Durante tres siglos África fue saqueada de sus gentes, arruinada y casi destruida, el comercio de esclavos supuso la etapa más cruel y abyecta de la conquista llevada a cabo por el invasor blanco, con consecuencias deplorables en el terreno psicológico, implantó el complejo de inferioridad, fomentó la ideología del racismo y estableció el totalitarismo; y en el terreno político-social envenenó las relaciones entre sus habitantes. El colonialismo sólo buscaba el beneficio rápido, la conquista fácil, el expolio de todo cuanto encuentra en su camino (tierras, animales y hombres) al coste más bajo posible. Se trata a los oriundos africanos como objetos, como instrumentos o en el mejor de los casos con un paternalismo degradante. Desdeñando la diversidad cultural y étnica, unos diez mil reinos, federaciones y comunidades tribales son comprimidos en los límites de apenas cuarenta colonias, a veces sometidos a un mismo poder extranjero y a una misma ley. Cuando obligada por la naturaleza de la historia se presenta la fiebre descolonizadora, sobre el tablero de juego se ponen todos los prejuicios e intereses, en ningún caso el proceso descolonizador debe producirse sin que la circulación de riquezas y mercancías de las colonias o ya excolonias a la respectiva metrópoli se resienta excesivamente. El resultado de la liberación no fue el bienestar y el desarrollo social, para su desgracia la realidad quedó muy lejos de las nobles aspiraciones; los pueblos africanos se habían liberado del colonialismo, del amo, del señor, pero no del analfabetismo, el latrocinio económico, el fraude electoral, el gansterismo político, las luchas por el poder, los golpes de estado, las dictaduras monstruosas, los odios multiétnicos, las migraciones forzosas, las revueltas, las masacres, las hambrunas, las enfermedades y las guerras. Guerras crónicas que se desarrollan en silencio, escondidas, sin testigos, sin que importen al resto del mundo; campos de batalla donde la civilización moderna no ha llevado la electricidad, el teléfono o la televisión pero sí las metralletas; armas que no sólo sirven para combatir, también son un medio de supervivencia, cada vez las hacen y venden más ligeras, manejables y cortas, juguetes sangrientos en manos de niños soldados, generaciones amamantadas en la violencia.

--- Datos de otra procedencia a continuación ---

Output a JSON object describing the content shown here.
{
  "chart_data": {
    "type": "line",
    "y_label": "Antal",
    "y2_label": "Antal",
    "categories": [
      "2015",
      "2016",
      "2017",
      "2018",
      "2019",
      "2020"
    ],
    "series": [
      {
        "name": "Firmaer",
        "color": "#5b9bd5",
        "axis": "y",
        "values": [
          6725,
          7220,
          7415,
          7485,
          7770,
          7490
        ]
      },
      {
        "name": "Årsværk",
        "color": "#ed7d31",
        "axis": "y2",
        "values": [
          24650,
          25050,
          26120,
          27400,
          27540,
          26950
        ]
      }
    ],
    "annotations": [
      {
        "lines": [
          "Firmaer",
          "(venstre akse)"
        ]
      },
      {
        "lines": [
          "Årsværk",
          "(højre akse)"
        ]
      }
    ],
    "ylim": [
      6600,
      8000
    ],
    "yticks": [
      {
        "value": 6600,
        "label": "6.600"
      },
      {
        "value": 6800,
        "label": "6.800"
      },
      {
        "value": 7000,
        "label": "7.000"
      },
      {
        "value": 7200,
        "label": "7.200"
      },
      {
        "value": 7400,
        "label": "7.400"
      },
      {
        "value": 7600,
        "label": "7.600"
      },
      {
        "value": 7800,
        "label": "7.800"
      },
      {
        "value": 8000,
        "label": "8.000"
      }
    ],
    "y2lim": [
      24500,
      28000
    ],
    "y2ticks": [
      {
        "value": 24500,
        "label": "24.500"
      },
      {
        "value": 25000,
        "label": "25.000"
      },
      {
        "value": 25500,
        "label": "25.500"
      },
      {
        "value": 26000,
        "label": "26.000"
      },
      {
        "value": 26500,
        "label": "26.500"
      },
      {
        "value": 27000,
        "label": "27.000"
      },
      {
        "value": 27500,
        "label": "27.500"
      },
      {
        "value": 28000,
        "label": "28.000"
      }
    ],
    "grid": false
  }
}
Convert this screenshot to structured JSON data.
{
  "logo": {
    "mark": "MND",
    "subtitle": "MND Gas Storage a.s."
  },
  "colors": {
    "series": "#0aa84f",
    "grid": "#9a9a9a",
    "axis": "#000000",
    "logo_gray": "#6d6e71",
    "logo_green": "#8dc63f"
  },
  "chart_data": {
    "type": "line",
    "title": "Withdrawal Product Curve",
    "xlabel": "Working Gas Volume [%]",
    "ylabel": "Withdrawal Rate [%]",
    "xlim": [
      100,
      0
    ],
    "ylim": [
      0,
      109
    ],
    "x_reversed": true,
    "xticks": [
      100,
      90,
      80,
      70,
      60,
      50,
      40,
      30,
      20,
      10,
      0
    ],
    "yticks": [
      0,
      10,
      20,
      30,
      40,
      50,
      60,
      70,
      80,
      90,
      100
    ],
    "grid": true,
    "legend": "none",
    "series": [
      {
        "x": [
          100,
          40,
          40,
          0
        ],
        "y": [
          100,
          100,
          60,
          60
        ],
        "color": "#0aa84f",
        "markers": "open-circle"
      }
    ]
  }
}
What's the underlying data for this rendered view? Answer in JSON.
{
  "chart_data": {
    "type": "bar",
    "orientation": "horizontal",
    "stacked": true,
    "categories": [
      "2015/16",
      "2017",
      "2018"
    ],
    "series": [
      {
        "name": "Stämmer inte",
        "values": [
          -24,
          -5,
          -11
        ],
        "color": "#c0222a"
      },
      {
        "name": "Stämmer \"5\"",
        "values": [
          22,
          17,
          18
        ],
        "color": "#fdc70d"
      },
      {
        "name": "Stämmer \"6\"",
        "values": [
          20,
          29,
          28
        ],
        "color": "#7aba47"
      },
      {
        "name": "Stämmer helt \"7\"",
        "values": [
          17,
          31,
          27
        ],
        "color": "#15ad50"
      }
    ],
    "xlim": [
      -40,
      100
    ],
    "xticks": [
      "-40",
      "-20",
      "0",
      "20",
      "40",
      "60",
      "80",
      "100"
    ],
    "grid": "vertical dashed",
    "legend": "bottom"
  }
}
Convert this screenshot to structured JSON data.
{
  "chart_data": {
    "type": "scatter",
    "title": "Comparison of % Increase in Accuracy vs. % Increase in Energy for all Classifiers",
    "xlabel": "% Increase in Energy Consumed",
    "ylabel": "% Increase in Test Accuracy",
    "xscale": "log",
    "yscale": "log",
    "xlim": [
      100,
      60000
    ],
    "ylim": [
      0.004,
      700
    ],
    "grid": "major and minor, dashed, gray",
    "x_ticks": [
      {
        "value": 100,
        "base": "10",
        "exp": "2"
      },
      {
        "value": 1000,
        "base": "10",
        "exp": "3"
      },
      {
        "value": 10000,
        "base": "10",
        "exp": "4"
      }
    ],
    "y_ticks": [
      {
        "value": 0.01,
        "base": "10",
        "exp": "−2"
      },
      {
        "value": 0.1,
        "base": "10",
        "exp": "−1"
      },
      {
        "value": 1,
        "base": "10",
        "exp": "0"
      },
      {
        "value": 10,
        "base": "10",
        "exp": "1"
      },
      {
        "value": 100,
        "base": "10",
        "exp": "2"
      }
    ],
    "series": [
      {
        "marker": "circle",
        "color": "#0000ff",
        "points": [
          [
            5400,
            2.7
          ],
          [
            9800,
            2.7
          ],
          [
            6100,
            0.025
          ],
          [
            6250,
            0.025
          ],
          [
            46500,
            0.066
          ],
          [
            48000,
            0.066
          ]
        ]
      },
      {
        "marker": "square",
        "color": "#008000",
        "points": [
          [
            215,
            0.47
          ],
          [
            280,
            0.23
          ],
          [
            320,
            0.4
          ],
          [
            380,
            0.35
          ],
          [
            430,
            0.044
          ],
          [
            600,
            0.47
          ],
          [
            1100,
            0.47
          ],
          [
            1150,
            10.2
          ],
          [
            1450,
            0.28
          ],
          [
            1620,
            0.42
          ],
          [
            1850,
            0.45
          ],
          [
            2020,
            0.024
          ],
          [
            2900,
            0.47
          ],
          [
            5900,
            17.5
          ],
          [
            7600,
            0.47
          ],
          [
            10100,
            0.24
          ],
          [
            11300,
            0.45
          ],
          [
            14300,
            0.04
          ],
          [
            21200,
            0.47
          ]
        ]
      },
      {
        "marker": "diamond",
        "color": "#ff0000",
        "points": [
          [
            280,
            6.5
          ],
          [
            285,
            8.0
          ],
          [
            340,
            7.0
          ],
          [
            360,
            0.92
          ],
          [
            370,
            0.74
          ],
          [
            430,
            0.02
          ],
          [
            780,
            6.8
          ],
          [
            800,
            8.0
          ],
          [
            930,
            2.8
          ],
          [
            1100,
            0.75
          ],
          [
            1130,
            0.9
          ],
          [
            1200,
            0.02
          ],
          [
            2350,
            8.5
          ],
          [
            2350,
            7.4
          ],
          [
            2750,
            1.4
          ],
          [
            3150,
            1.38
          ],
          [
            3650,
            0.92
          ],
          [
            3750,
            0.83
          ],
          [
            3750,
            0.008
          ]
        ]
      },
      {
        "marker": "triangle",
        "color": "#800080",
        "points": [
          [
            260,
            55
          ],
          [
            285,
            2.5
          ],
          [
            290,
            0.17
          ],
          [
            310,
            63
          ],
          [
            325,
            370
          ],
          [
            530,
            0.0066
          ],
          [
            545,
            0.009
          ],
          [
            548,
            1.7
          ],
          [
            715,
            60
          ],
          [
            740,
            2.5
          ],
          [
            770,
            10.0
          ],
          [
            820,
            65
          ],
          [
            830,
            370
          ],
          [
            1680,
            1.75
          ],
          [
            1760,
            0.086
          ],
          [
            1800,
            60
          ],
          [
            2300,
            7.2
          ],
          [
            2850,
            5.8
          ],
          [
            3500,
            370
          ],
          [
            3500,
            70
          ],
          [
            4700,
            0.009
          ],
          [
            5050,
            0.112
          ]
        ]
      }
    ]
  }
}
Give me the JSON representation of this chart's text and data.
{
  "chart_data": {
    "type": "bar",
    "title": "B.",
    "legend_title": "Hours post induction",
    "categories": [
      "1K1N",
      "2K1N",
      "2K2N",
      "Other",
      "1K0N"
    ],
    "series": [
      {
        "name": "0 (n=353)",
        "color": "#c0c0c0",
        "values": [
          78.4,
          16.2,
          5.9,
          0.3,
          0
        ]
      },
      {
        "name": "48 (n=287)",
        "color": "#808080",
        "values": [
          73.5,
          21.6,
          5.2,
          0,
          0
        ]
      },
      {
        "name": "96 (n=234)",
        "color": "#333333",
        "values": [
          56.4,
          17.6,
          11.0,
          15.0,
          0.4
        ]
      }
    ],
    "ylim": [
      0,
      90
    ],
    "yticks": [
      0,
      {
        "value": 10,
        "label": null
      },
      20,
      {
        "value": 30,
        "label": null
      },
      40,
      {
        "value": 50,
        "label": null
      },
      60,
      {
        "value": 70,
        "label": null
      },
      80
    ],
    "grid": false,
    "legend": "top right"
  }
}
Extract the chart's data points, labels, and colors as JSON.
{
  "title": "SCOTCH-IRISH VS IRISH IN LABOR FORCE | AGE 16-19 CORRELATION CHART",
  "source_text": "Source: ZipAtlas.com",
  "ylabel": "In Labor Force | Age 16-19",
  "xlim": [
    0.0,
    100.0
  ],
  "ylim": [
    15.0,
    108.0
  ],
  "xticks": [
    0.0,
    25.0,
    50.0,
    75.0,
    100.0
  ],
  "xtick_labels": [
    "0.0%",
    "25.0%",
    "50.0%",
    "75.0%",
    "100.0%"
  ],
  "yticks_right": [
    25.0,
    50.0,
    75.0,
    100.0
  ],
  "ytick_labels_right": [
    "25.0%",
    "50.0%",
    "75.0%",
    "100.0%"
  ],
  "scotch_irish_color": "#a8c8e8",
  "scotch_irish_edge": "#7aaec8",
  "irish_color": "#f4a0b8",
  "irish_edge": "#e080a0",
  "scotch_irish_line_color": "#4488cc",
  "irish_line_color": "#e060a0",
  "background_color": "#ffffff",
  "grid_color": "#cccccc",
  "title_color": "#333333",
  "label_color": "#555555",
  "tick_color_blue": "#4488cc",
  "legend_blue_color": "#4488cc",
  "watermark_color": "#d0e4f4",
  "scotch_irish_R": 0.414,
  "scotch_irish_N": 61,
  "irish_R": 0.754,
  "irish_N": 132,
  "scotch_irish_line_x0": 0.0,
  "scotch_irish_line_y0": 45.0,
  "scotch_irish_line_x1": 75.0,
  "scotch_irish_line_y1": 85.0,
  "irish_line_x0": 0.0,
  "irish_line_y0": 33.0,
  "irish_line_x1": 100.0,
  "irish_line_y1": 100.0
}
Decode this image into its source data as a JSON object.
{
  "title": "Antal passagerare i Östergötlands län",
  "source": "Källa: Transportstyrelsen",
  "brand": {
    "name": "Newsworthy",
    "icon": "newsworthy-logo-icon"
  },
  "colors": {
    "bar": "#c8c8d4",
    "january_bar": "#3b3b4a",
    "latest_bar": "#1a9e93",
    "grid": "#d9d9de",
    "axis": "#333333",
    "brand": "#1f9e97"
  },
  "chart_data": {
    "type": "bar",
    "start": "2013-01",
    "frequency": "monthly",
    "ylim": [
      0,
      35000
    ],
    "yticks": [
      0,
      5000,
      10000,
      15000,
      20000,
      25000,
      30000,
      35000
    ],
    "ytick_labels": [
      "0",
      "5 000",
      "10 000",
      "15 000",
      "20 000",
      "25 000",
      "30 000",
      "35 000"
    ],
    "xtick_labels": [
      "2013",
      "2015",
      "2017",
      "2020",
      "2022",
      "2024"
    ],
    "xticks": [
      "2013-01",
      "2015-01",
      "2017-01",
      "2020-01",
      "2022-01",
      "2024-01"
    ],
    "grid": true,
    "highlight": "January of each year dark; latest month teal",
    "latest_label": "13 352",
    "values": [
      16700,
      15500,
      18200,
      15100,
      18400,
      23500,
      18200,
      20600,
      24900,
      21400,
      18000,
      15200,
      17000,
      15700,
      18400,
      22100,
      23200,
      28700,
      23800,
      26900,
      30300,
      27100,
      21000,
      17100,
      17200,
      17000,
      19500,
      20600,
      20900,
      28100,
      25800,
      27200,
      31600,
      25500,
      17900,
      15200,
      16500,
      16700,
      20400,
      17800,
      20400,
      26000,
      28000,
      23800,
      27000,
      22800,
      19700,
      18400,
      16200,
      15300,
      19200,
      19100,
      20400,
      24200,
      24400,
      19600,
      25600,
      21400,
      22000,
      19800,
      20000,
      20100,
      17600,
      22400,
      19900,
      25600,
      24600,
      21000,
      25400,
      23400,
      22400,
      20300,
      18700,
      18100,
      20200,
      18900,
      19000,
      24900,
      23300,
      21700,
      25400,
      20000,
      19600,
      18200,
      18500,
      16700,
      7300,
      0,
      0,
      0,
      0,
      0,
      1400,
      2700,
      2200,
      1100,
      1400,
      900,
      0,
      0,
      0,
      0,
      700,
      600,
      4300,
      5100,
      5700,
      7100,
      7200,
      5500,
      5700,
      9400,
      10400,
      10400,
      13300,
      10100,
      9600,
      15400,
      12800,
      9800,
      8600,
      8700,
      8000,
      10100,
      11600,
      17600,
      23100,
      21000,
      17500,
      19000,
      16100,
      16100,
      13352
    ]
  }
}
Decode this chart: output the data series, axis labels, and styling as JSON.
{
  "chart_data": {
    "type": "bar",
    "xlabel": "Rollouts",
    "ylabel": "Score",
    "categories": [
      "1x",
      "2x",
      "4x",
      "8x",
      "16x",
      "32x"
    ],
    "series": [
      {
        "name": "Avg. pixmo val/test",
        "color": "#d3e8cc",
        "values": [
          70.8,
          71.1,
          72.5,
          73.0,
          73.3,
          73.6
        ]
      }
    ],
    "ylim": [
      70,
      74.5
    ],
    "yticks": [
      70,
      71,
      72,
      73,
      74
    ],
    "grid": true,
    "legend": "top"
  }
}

Estampa del hambre en la inmensidad del yermo africano vasto y hostil: calor, sequía, pozos vacios, cosechas baldías, primero mueren las cabras y ovejas, luego los niños, después las mujeres, por último muere el hombre y el camello. En las aldeas la diferencia entre pobres y ricos no la establece la variedad de alimentos sino la cantidad de arroz, el pobre come un puñado exiguo y el rico un cuenco lleno a rebosar, la sequía prolongada iguala a los dos y les condena por igual a poder morirse de hambre. Se muere de hambre no por falta de alimentos, sino por culpa de una organización social inhumana, de un juego político y económico desalmado producto de un mundo egoísta, ruin y paranoico. La muerte por hambre es un acto de injusta sumisión.
Frente a la flora y la fauna exuberantes, manadas de cebras, antílopes, búfalos, jirafas, leones, leopardos, elefantes, etc. que se pasan la vida corriendo y galopando protegidos en sus ecosistemas, el habitante humano indefenso y pobre; seres que vegetan al margen de la humanidad, nacen y mueren sin que nadie lo note, seres desconocidos y anónimos.
“Qué hacer con la presencia en la Tierra de millones y millones de personas. Con su energía sin emplear. Con el potencial que llevan dentro y que nadie parece necesitar. ¿Qué lugar ocupa esa gente en la familia humana? ¿El de miembros de pleno derecho? ¿El de prójimos maltratados? ¿El de intrusos molestos?”.
Viajes y crónicas por una historia maldita.